Doctor Suzanne Parisian, a former FDA scientist, also served as an expert for the plaintiffs. She testified that the first safety signals that indicated Paxil could cause birth defects were seen in the animal studies conducted in 1979-1981 period, as well.
Parisian said the studies showed birth defects, embryos that died, and rat pups that did not survive.
Adam Peavy, of the Houston firm of Bailey, Perrin and Bailey, handled her testimony. While testifying, Peavy had Parisian review comments in a memo by a Doctor John Baldwin to Glaxo in 1980, discussing the Ferrosan studies, which stated: "There remains the possibility that this compound could be teratogenic at high-dose levels."

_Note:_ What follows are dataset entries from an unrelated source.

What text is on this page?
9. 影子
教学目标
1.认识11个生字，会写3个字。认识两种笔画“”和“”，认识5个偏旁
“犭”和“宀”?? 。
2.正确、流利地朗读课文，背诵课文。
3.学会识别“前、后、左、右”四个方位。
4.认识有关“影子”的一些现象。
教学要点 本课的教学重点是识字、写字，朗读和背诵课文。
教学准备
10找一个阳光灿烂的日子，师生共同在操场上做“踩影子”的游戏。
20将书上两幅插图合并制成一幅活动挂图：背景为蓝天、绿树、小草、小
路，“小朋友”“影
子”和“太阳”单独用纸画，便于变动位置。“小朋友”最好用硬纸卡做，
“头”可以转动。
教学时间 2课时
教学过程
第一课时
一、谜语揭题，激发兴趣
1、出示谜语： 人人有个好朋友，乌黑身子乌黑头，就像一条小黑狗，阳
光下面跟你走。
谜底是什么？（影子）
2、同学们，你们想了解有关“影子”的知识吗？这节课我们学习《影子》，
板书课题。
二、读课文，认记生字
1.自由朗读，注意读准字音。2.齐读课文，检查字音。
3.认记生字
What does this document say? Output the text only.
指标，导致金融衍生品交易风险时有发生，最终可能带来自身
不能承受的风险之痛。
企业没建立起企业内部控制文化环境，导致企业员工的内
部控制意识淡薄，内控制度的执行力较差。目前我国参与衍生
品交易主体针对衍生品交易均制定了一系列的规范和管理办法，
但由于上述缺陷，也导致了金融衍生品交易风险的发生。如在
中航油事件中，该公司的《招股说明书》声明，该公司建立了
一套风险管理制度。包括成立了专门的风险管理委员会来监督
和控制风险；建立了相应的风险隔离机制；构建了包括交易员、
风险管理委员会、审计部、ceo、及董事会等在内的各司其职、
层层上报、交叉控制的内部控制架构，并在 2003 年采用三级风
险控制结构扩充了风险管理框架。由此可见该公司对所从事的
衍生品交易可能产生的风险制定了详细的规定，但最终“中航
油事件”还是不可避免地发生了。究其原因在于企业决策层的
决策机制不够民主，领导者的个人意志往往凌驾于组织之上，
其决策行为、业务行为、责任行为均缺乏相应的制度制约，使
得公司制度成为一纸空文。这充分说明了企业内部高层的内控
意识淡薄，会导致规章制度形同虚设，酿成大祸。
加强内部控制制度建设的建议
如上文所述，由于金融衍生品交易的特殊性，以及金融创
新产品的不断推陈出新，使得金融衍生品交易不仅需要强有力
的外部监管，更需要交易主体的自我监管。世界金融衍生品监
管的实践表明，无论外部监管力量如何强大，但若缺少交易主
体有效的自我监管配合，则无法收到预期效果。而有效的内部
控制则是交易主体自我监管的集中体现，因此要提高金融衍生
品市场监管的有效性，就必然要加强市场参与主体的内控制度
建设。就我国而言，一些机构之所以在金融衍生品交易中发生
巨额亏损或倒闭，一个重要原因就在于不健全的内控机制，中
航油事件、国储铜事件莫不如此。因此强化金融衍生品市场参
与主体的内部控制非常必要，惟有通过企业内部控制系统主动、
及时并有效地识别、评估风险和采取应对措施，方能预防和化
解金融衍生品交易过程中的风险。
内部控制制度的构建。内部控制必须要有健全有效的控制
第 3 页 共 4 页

"We need to ascertain whether Ferrosan have conducted or are conducting or intend to conduct a peri- and postnatal study and a neonatal acute toxicity study," Baldwin wrote.
Based on her review the documents, Parisian told the jury, Glaxo never ascertained whether Ferrosan did the studies and Glaxo never conducted the studies.
As far as she knew, the company never told the FDA about Baldwin's statements either, she said, but "they should have."
On October 13, 2009, the jury in Philadelphia rendered a verdict against Glaxo and awarded the family $2.5 million. More than 600 Paxil birth defect cases are pending in the multi-litigation in Pennsylvania.